The "winged globe," so widely known in Egypt, is egg-shaped, and has the same meaning; its wings indicate its divine nature and prevent it from being confused with the physical germ. "Easter eggs" which are offered in spring, at the rebirth of Nature, commemorate this ancient symbol of eternal Life in its successive phases of disincarnation and rebirth.

Chaldæa.

It is said that the Magi taught the immortality of the soul and its reincarnations, but that they considerably limited the number of these latter, in the belief that purification was effected after a restricted number of existences on the soul returning to its heavenly abode.

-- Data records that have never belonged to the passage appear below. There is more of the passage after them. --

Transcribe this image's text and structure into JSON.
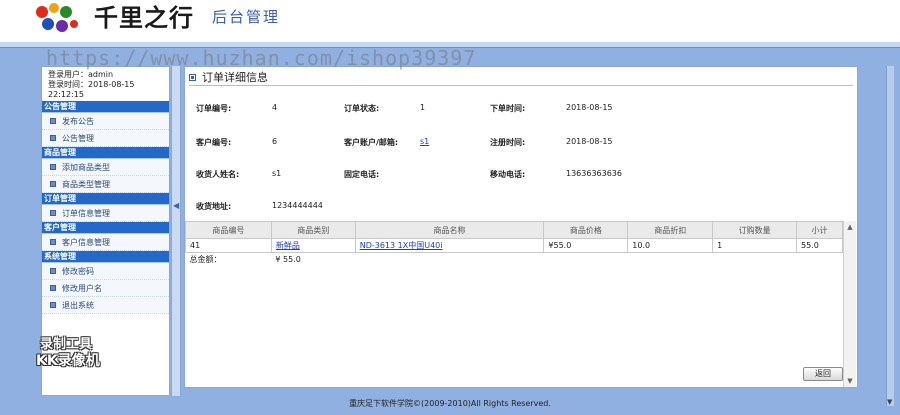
{
  "header": {
    "logo_title": "千里之行",
    "logo_subtitle": "后台管理",
    "watermark": "https://www.huzhan.com/ishop39397"
  },
  "sidebar": {
    "login_user_label": "登录用户：admin",
    "login_time_label": "登录时间：2018-08-15",
    "login_time_extra": "22:12:15",
    "groups": [
      {
        "title": "公告管理",
        "items": [
          "发布公告",
          "公告管理"
        ]
      },
      {
        "title": "商品管理",
        "items": [
          "添加商品类型",
          "商品类型管理"
        ]
      },
      {
        "title": "订单管理",
        "items": [
          "订单信息管理"
        ]
      },
      {
        "title": "客户管理",
        "items": [
          "客户信息管理"
        ]
      },
      {
        "title": "系统管理",
        "items": [
          "修改密码",
          "修改用户名",
          "退出系统"
        ]
      }
    ]
  },
  "recorder_overlay": {
    "line1": "录制工具",
    "line2": "KK录像机"
  },
  "main": {
    "title": "订单详细信息",
    "fields": {
      "order_no_label": "订单编号:",
      "order_no": "4",
      "order_status_label": "订单状态:",
      "order_status": "1",
      "order_time_label": "下单时间:",
      "order_time": "2018-08-15",
      "customer_no_label": "客户编号:",
      "customer_no": "6",
      "customer_account_label": "客户账户/邮箱:",
      "customer_account": "s1",
      "register_time_label": "注册时间:",
      "register_time": "2018-08-15",
      "receiver_label": "收货人姓名:",
      "receiver": "s1",
      "phone_label": "固定电话:",
      "phone": "",
      "mobile_label": "移动电话:",
      "mobile": "13636363636",
      "address_label": "收货地址:",
      "address": "1234444444"
    },
    "table": {
      "headers": [
        "商品编号",
        "商品类别",
        "商品名称",
        "商品价格",
        "商品折扣",
        "订购数量",
        "小计"
      ],
      "rows": [
        {
          "id": "41",
          "category": "新鲜品",
          "name": "ND-3613 1X中国U40i",
          "price": "¥55.0",
          "discount": "10.0",
          "qty": "1",
          "subtotal": "55.0"
        }
      ],
      "total_label": "总金额：",
      "total_value": "¥ 55.0"
    },
    "back_button": "返回"
  },
  "footer": "重庆足下软件学院©(2009-2010)All Rights Reserved."
}
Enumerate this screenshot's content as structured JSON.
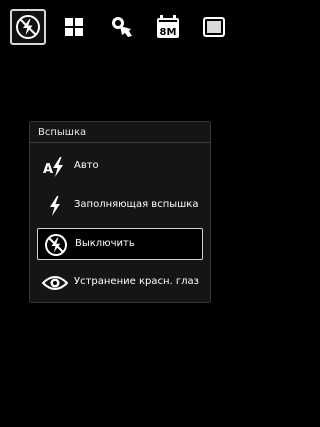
{
  "toolbar": {
    "items": [
      {
        "icon": "flash-off-icon",
        "selected": true
      },
      {
        "icon": "scene-mode-icon",
        "selected": false
      },
      {
        "icon": "white-balance-icon",
        "selected": false
      },
      {
        "icon": "resolution-icon",
        "label": "8M",
        "selected": false
      },
      {
        "icon": "more-settings-icon",
        "selected": false
      }
    ]
  },
  "flash_menu": {
    "title": "Вспышка",
    "options": [
      {
        "icon": "flash-auto-icon",
        "label": "Авто",
        "selected": false
      },
      {
        "icon": "flash-fill-icon",
        "label": "Заполняющая вспышка",
        "selected": false
      },
      {
        "icon": "flash-off-icon",
        "label": "Выключить",
        "selected": true
      },
      {
        "icon": "red-eye-icon",
        "label": "Устранение красн. глаз",
        "selected": false
      }
    ]
  },
  "colors": {
    "background": "#000000",
    "panel": "#151515",
    "selection_border": "#cfcfcf"
  }
}
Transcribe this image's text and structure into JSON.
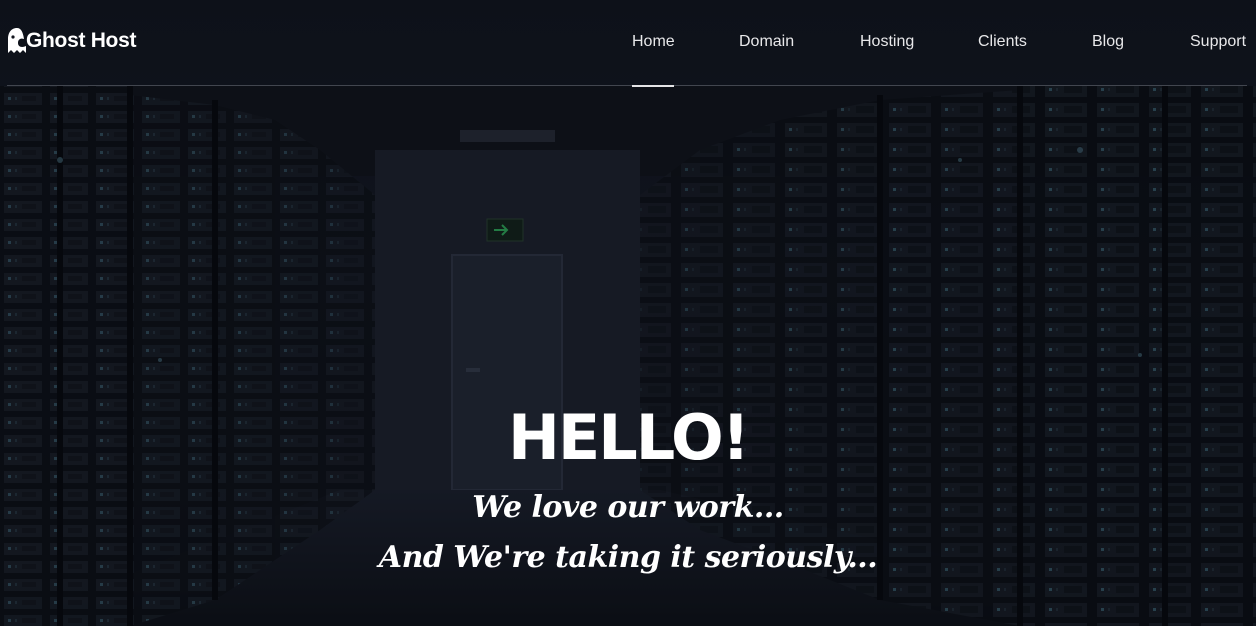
{
  "brand": {
    "name": "Ghost Host",
    "icon": "ghost-icon"
  },
  "nav": {
    "items": [
      {
        "label": "Home",
        "active": true
      },
      {
        "label": "Domain",
        "active": false
      },
      {
        "label": "Hosting",
        "active": false
      },
      {
        "label": "Clients",
        "active": false
      },
      {
        "label": "Blog",
        "active": false
      },
      {
        "label": "Support",
        "active": false
      }
    ]
  },
  "hero": {
    "title": "HELLO!",
    "line1": "We love our work...",
    "line2": "And We're taking it seriously..."
  },
  "colors": {
    "text": "#ffffff",
    "background": "#121620",
    "exit_sign": "#2fae5a"
  }
}
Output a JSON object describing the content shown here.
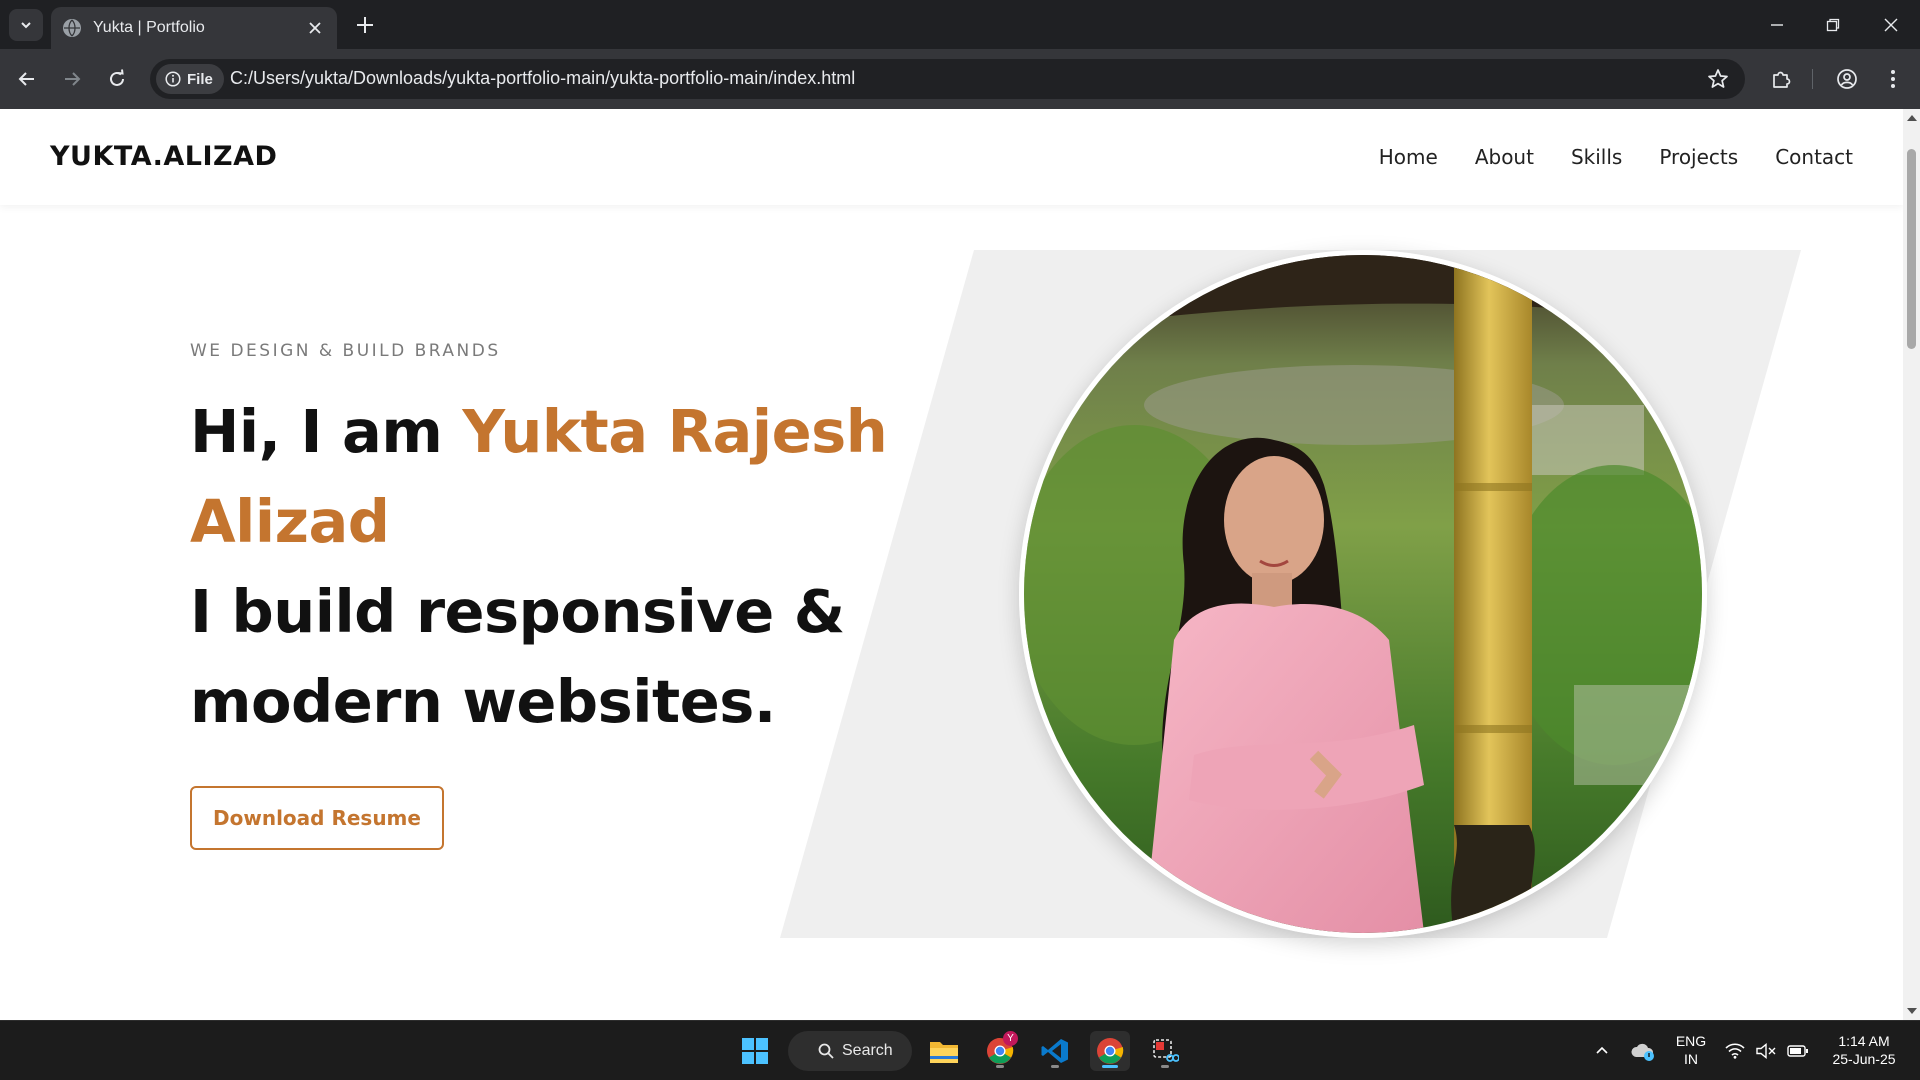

Unfortunately we know nothing definite on this special point in Chaldæan teaching, for some of the most important sources of information were destroyed when the library of Persepolis was burnt by the Macedonian vandal, Alexander the Great, whilst Eusebius—whom Bunsen criticises so harshly[120]—made such great alterations in the manuscripts of Berosus, that we have nothing to proceed upon beyond a few disfigured fragments.[121] And yet Chaldæism comprises a great mass of teachings; he whom we know as "the divine Zoroaster" had been preceded by twelve others, and esoteric doctrine was as well known in Chaldæa as in Egypt.

The descendants of the Chaldæans—Fire-worshippers, Mazdeans, Magi, Parsees—according to the names they received at different periods—have preserved the main points of palingenetic instruction up to the present, and, from time to time, have set them forth in the most charming style of Oriental poetry. Book 4 of the great Persian poem, Masnavi i Ma'navi, deals with evolution and its corollary, reincarnation, stating that there is one way of remembering past existences, and that is by attaining to spiritual illumination, which is the crown of human evolution and brings the soul to the threshold of divinity.

"If your purified soul succeeds in escaping from the sea of ignorance, it will see, with eyes now opened, 'the beginning' and 'the end.' Man first appeared in the order of inorganic things; next, he passed therefrom into that of plants, for years he lived as one of the plants, remembering naught of his inorganic state, so different from this, and when he passed from the vegetable to the animal state he had no remembrance of his state as a plant.... Again the great Creator, as you know, drew man out of the animal into the human state. Thus man passed from one order of nature to another, till he became wise and intelligent and strong as he is now. Of his first soul he has now no remembrance, and he will be again changed from his present soul. In order to escape from his present soul, full of lusts, he must rise to a thousand higher degrees of intelligence.

"Though man fell asleep and forgot his previous states, yet God will not leave him in this self-forgetfulness; and then he will laugh at his own former state, saying: 'What mattered my experiences when asleep, when I had forgotten the real state of things, and knew not that the grief and ills I experienced were the effect of sleep and illusion and fancy?'"

These lines are concise, but they sum up the whole of evolution, and render it unnecessary to quote at greater length from Chaldæan tradition on this point. Still, those who desire other passages relating to the same doctrine may find them in the "Desatir."[122]

The Celts.

Sacerdotal India—and perhaps also Atlantis—in early times sent pioneers into the West to spread religious teachings amongst their energetic inhabitants; those who settled in Gaul and the British Isles were the Druids. "I am a serpent, a druid," they said. This sentence proves that they were priests, and also the Atlantæan or Indian origin of their doctrines; for the serpent was the symbol of initiation in the sacred mysteries of India, as also on the continent of Atlantis.